Complicating matters, the planned mid-November opening of an emergency cold-weather shelter in downtown Torrington, known as Operation Overflow, has been delayed as service providers search for a suitable location. Several churches have offered space, but a group of parents objected to the shelter’s proximity to a nearby school.

‘A problem that touches everybody’

Rural homelessness, according to The Plan to End Homelessness in Rural Northwest Connecticut, has many of the same root causes as the more visible urban settings: the persistent lack of affordable housing, evictions, poverty, domestic violence, mental illness and the invisible injuries of combat.

The Northwest Corner towns, unlike larger cities, lack shelters to call their own. Except for assistance from municipal social services agents, the task of assisting and monitoring homelessness falls heavily on municipal, faith or business leaders, health care agencies, charitable institutions and volunteers.

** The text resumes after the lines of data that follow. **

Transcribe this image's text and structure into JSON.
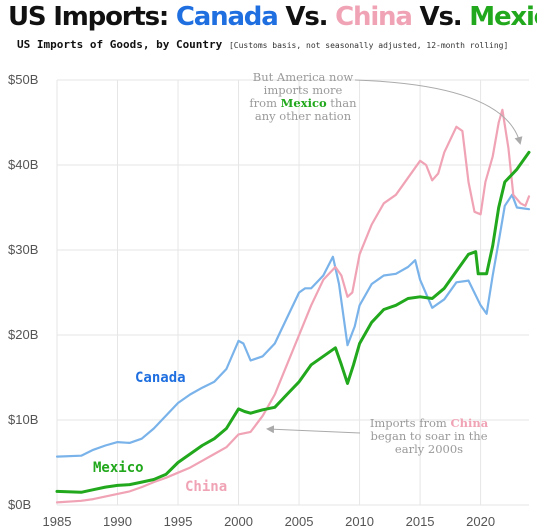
{
  "header": {
    "title_parts": [
      {
        "text": "US Imports: ",
        "color": "#111111"
      },
      {
        "text": "Canada",
        "color": "#1f6fe0"
      },
      {
        "text": " Vs. ",
        "color": "#111111"
      },
      {
        "text": "China",
        "color": "#f0a3b5"
      },
      {
        "text": " Vs. ",
        "color": "#111111"
      },
      {
        "text": "Mexico",
        "color": "#22a81c"
      }
    ],
    "subtitle": "US Imports of Goods, by Country",
    "subtitle_note": "[Customs basis, not seasonally adjusted, 12-month rolling]"
  },
  "annotations": {
    "mexico": {
      "lines": [
        [
          {
            "text": "But America now"
          }
        ],
        [
          {
            "text": "imports more"
          }
        ],
        [
          {
            "text": "from "
          },
          {
            "text": "Mexico",
            "color": "#22a81c",
            "bold": true
          },
          {
            "text": " than"
          }
        ],
        [
          {
            "text": "any other nation"
          }
        ]
      ]
    },
    "china": {
      "lines": [
        [
          {
            "text": "Imports from "
          },
          {
            "text": "China",
            "color": "#f0a3b5",
            "bold": true
          }
        ],
        [
          {
            "text": "began to soar in the"
          }
        ],
        [
          {
            "text": "early 2000s"
          }
        ]
      ]
    }
  },
  "chart_data": {
    "type": "line",
    "title": "US Imports: Canada Vs. China Vs. Mexico",
    "subtitle": "US Imports of Goods, by Country",
    "xlim": [
      1985,
      2024
    ],
    "ylim": [
      0,
      50
    ],
    "x_ticks": [
      1985,
      1990,
      1995,
      2000,
      2005,
      2010,
      2015,
      2020
    ],
    "y_ticks": [
      0,
      10,
      20,
      30,
      40,
      50
    ],
    "y_tick_labels": [
      "$0B",
      "$10B",
      "$20B",
      "$30B",
      "$40B",
      "$50B"
    ],
    "grid": true,
    "series": [
      {
        "name": "Canada",
        "color": "#7ab3ea",
        "label_color": "#1f6fe0",
        "points": [
          [
            1985,
            5.7
          ],
          [
            1987,
            5.8
          ],
          [
            1988,
            6.5
          ],
          [
            1989,
            7.0
          ],
          [
            1990,
            7.4
          ],
          [
            1991,
            7.3
          ],
          [
            1992,
            7.8
          ],
          [
            1993,
            9.0
          ],
          [
            1994,
            10.5
          ],
          [
            1995,
            12.0
          ],
          [
            1996,
            13.0
          ],
          [
            1997,
            13.8
          ],
          [
            1998,
            14.5
          ],
          [
            1999,
            16.0
          ],
          [
            2000,
            19.3
          ],
          [
            2000.4,
            19.0
          ],
          [
            2001,
            17.0
          ],
          [
            2002,
            17.5
          ],
          [
            2003,
            19.0
          ],
          [
            2004,
            22.0
          ],
          [
            2005,
            25.0
          ],
          [
            2005.5,
            25.5
          ],
          [
            2006,
            25.5
          ],
          [
            2007,
            27.0
          ],
          [
            2007.8,
            29.2
          ],
          [
            2008.3,
            26.0
          ],
          [
            2009,
            18.8
          ],
          [
            2009.6,
            21.0
          ],
          [
            2010,
            23.5
          ],
          [
            2011,
            26.0
          ],
          [
            2012,
            27.0
          ],
          [
            2013,
            27.2
          ],
          [
            2014,
            28.0
          ],
          [
            2014.6,
            28.8
          ],
          [
            2015,
            26.5
          ],
          [
            2016,
            23.2
          ],
          [
            2017,
            24.2
          ],
          [
            2018,
            26.2
          ],
          [
            2019,
            26.4
          ],
          [
            2020,
            23.5
          ],
          [
            2020.5,
            22.5
          ],
          [
            2021,
            27.0
          ],
          [
            2021.5,
            31.0
          ],
          [
            2022,
            35.2
          ],
          [
            2022.6,
            36.5
          ],
          [
            2023,
            35.0
          ],
          [
            2024,
            34.8
          ]
        ]
      },
      {
        "name": "China",
        "color": "#f0a3b5",
        "label_color": "#f0a3b5",
        "points": [
          [
            1985,
            0.3
          ],
          [
            1987,
            0.5
          ],
          [
            1988,
            0.7
          ],
          [
            1990,
            1.3
          ],
          [
            1991,
            1.6
          ],
          [
            1992,
            2.1
          ],
          [
            1993,
            2.7
          ],
          [
            1994,
            3.2
          ],
          [
            1995,
            3.8
          ],
          [
            1996,
            4.4
          ],
          [
            1997,
            5.2
          ],
          [
            1998,
            6.0
          ],
          [
            1999,
            6.8
          ],
          [
            2000,
            8.3
          ],
          [
            2001,
            8.6
          ],
          [
            2002,
            10.5
          ],
          [
            2003,
            13.0
          ],
          [
            2004,
            16.5
          ],
          [
            2005,
            20.0
          ],
          [
            2006,
            23.5
          ],
          [
            2007,
            26.5
          ],
          [
            2008,
            28.0
          ],
          [
            2008.5,
            27.0
          ],
          [
            2009,
            24.5
          ],
          [
            2009.4,
            25.0
          ],
          [
            2010,
            29.5
          ],
          [
            2011,
            33.0
          ],
          [
            2012,
            35.5
          ],
          [
            2013,
            36.5
          ],
          [
            2014,
            38.5
          ],
          [
            2015,
            40.5
          ],
          [
            2015.5,
            40.0
          ],
          [
            2016,
            38.2
          ],
          [
            2016.5,
            39.0
          ],
          [
            2017,
            41.5
          ],
          [
            2018,
            44.5
          ],
          [
            2018.5,
            44.0
          ],
          [
            2019,
            38.0
          ],
          [
            2019.5,
            34.5
          ],
          [
            2020,
            34.2
          ],
          [
            2020.4,
            38.0
          ],
          [
            2021,
            41.0
          ],
          [
            2021.5,
            45.0
          ],
          [
            2021.8,
            46.5
          ],
          [
            2022.3,
            42.0
          ],
          [
            2022.7,
            36.5
          ],
          [
            2023.3,
            35.5
          ],
          [
            2023.7,
            35.2
          ],
          [
            2024,
            36.3
          ]
        ]
      },
      {
        "name": "Mexico",
        "color": "#22a81c",
        "label_color": "#22a81c",
        "points": [
          [
            1985,
            1.6
          ],
          [
            1987,
            1.5
          ],
          [
            1988,
            1.8
          ],
          [
            1989,
            2.1
          ],
          [
            1990,
            2.3
          ],
          [
            1991,
            2.4
          ],
          [
            1992,
            2.7
          ],
          [
            1993,
            3.0
          ],
          [
            1994,
            3.6
          ],
          [
            1995,
            5.0
          ],
          [
            1996,
            6.0
          ],
          [
            1997,
            7.0
          ],
          [
            1998,
            7.8
          ],
          [
            1999,
            9.0
          ],
          [
            2000,
            11.3
          ],
          [
            2000.5,
            11.0
          ],
          [
            2001,
            10.8
          ],
          [
            2002,
            11.2
          ],
          [
            2003,
            11.5
          ],
          [
            2004,
            13.0
          ],
          [
            2005,
            14.5
          ],
          [
            2006,
            16.5
          ],
          [
            2007,
            17.5
          ],
          [
            2008,
            18.5
          ],
          [
            2008.5,
            16.5
          ],
          [
            2009,
            14.3
          ],
          [
            2009.5,
            16.5
          ],
          [
            2010,
            19.0
          ],
          [
            2011,
            21.5
          ],
          [
            2012,
            23.0
          ],
          [
            2013,
            23.5
          ],
          [
            2014,
            24.3
          ],
          [
            2015,
            24.5
          ],
          [
            2016,
            24.3
          ],
          [
            2017,
            25.5
          ],
          [
            2018,
            27.5
          ],
          [
            2019,
            29.5
          ],
          [
            2019.6,
            29.8
          ],
          [
            2019.8,
            27.2
          ],
          [
            2020.5,
            27.2
          ],
          [
            2021,
            30.5
          ],
          [
            2021.5,
            35.0
          ],
          [
            2022,
            38.0
          ],
          [
            2023,
            39.5
          ],
          [
            2024,
            41.5
          ]
        ]
      }
    ],
    "series_labels": [
      {
        "text": "Canada",
        "series": "Canada"
      },
      {
        "text": "China",
        "series": "China"
      },
      {
        "text": "Mexico",
        "series": "Mexico"
      }
    ]
  }
}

“There is nothing here because our towns are so small. What has happened is an informal web of arrangements,” said state Rep. Maria Horn (D-64).

“They are often put up in a hotel, or transported to where there are services. There have been a lot of good intentions, but the processes seem to have gone astray,” said Horn. “People are forced to find their way to Torrington and Winsted, and we tend to think we don’t have a problem.”

Help starts with 2-1-1

New Beginnings of Northwest Hills Litchfield County is a regional service agency and sponsor of The Gathering Place, which implemented the 2-1-1 intake system in Litchfield County in 2014. It offers unhoused people in Northwest Connecticut “assistance and access to services to help individuals transition out of homelessness and into a new chapter of their lives,” according to director Nancy Cannavo.

Its Gathering Place offers visitors a safe place to receive their mail, take a shower, do laundry, get a haircut, speak to a provider one-on-one, make phone calls and obtain clothing for employment interviews. Visitors also receive mental health and substance abuse referrals and supported employment.

Cannavo, a psychiatric nurse at Charlotte Hungerford Hospital and coordinator of the Mental Health Services to the Homeless program, said that between January 2022 and November 2023, The Gathering Place saw 608 homeless clients.

“We are fully committed to caring for all people and ensuring that no one is left behind,” said Cannavo.